Another was the New Strategic Arms Reduction Treaty with Russia, which was ratified by the U.S. Senate in 2010, and extended for another five years by President Joe Biden and Russian President Vladimir Putin in January.

“A reasonable case can be made that had the non-government community funded by MacArthur not existed, the treaty might not have been ratified,” Bunn contends. “Had that happened, we would today be in a world with no limits at all on U.S. or Russian nuclear forces, for the first time in half a century.”

Some have even argued that nuclear arms control and disarmament groups played a significant role in ending the Cold War.

More recently, leading beneficiaries of MacArthur funding such as the Arms Control Association and the Bulletin of the Atomic Scientists have also been on the front lines in the fight to scale back a series of new nuclear weapons.

For example, they have been pressing Congress to cut or cancel the Air Force’s new intercontinental ballistic missile and reverse the decision in 2019 to deploy a new low-yield warhead on submarines.

Many of these programs have also been incubators for generations of nuclear experts, including those who have filled top positions on the National Security Council and at the State, Defense and Energy Departments.

One high-profile example: Bonnie Jenkins, Biden’s nominee to be undersecretary of state for arms control and international security, who studied at the Harvard program.

MacArthur’s decision to back out also comes as other leading philanthropies in the nuclear area have either pulled out or curtailed their level of funding in recent years, including the Ford Foundation, Hewlett Foundation, Skoll Foundation and W. Alton Jones Foundation.

“There is no obvious successor,” said Rohlfing at NTI. “We’re going to need to work hard to develop new relationships with donors and help make the case for why this is important.”

The Ploughshares Fund’s Belcher, who also previously oversaw MacArthur’s nuclear challenges portfolio, said the wider community will need to rethink how it raises money.

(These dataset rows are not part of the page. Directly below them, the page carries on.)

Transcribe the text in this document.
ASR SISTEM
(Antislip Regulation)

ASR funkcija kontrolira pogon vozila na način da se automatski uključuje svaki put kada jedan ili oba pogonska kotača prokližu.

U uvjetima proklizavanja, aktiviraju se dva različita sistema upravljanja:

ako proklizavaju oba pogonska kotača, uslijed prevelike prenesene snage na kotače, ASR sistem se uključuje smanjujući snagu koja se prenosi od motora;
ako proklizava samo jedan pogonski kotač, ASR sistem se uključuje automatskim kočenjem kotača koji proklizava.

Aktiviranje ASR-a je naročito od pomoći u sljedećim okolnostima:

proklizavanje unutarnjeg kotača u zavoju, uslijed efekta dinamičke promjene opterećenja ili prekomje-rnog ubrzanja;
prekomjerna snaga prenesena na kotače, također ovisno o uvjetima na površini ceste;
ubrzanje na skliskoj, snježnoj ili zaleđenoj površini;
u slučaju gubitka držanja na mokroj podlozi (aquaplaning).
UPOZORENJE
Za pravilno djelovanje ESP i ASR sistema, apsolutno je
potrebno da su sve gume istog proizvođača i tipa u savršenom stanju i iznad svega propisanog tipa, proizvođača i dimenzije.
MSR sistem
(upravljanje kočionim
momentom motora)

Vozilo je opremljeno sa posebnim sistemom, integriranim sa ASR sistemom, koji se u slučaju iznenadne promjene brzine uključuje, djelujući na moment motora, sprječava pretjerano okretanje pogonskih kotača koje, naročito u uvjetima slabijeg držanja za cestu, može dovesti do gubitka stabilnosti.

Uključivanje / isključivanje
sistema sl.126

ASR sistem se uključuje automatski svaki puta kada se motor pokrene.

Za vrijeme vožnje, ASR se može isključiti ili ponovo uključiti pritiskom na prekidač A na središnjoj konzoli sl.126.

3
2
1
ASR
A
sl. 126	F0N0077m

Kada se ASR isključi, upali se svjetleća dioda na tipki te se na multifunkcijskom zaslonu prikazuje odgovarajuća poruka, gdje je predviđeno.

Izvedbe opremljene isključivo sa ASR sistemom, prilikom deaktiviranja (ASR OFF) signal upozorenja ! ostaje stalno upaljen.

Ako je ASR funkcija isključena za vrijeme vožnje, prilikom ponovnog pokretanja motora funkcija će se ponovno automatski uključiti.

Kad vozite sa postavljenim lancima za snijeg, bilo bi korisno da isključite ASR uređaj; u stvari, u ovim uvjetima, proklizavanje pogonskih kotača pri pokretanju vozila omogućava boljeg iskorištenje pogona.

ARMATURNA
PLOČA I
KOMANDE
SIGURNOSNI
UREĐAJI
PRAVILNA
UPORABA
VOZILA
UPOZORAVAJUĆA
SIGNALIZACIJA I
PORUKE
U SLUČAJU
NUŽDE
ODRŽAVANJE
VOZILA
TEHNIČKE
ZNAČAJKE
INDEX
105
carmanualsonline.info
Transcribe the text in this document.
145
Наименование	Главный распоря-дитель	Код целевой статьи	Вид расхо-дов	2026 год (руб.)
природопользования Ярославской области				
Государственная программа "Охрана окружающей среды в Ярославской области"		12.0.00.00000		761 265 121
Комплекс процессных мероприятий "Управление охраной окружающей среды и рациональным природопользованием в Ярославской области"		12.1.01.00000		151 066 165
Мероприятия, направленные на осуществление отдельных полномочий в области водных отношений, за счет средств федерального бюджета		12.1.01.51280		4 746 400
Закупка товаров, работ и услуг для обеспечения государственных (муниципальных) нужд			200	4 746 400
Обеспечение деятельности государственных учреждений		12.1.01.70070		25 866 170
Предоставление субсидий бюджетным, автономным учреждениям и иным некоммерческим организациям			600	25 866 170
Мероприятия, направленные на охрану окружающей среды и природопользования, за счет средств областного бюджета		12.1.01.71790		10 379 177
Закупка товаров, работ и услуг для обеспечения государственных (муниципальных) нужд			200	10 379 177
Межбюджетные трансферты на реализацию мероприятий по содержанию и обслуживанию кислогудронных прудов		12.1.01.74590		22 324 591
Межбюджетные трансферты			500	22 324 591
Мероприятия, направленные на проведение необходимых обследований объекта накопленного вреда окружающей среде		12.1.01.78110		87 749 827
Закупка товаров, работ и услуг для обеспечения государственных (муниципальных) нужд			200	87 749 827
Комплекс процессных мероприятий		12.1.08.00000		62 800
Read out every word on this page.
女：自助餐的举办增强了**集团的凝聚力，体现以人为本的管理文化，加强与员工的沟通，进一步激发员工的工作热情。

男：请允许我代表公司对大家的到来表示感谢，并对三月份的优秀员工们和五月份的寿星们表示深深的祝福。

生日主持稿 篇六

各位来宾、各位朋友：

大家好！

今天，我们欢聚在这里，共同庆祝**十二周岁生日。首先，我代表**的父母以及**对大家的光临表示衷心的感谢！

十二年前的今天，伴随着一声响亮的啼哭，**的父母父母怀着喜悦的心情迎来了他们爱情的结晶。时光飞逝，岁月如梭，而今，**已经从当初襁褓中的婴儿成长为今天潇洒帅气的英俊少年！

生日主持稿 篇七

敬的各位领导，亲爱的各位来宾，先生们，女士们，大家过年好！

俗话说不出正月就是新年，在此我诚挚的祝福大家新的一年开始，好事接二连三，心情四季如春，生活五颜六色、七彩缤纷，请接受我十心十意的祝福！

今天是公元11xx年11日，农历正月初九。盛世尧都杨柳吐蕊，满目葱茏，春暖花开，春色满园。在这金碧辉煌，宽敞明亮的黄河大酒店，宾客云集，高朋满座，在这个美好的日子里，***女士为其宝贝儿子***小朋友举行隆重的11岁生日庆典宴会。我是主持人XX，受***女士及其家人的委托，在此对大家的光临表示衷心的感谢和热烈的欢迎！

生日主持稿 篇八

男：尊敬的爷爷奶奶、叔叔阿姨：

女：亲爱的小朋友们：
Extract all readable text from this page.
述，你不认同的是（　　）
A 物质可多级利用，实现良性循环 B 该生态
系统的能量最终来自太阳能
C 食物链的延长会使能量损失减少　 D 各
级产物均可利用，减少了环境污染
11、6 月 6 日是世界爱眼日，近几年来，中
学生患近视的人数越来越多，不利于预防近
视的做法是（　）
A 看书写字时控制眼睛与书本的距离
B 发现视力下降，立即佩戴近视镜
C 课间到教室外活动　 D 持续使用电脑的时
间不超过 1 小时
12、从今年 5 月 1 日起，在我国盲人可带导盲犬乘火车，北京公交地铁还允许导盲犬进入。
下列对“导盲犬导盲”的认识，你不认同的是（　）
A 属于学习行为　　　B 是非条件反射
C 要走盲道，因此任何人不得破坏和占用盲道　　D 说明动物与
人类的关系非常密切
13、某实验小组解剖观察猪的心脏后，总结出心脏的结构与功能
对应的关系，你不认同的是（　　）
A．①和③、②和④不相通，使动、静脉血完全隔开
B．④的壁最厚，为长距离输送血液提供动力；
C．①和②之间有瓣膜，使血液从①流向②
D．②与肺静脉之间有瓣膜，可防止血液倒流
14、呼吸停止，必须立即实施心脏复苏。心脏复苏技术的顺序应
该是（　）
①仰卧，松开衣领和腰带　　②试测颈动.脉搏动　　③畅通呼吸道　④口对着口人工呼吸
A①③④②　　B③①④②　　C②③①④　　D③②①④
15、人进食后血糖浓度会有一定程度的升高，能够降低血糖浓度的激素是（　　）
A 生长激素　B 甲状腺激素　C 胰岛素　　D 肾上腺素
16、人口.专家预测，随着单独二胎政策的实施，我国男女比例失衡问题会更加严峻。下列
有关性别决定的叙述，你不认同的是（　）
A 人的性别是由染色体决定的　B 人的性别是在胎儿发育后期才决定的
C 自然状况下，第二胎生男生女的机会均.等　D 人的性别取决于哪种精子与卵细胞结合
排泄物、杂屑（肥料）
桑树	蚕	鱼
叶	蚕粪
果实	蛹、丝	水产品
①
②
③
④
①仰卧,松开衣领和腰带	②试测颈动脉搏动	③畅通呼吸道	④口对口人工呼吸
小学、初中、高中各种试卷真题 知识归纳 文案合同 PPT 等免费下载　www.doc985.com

“The nuclear danger is growing,” she said. “I think looking at traditional foundations might not be the answer. I think this is an area that could be very attractive for people who haven’t invested in this before — entrepreneurs in their own right who may have more of a tech background. We could tap into a type of different funding than we’ve seen before.”

“I think for more savvy and dedicated, maybe daring investors, there’s a real opportunity,” she added. “The field is ripe for investment.”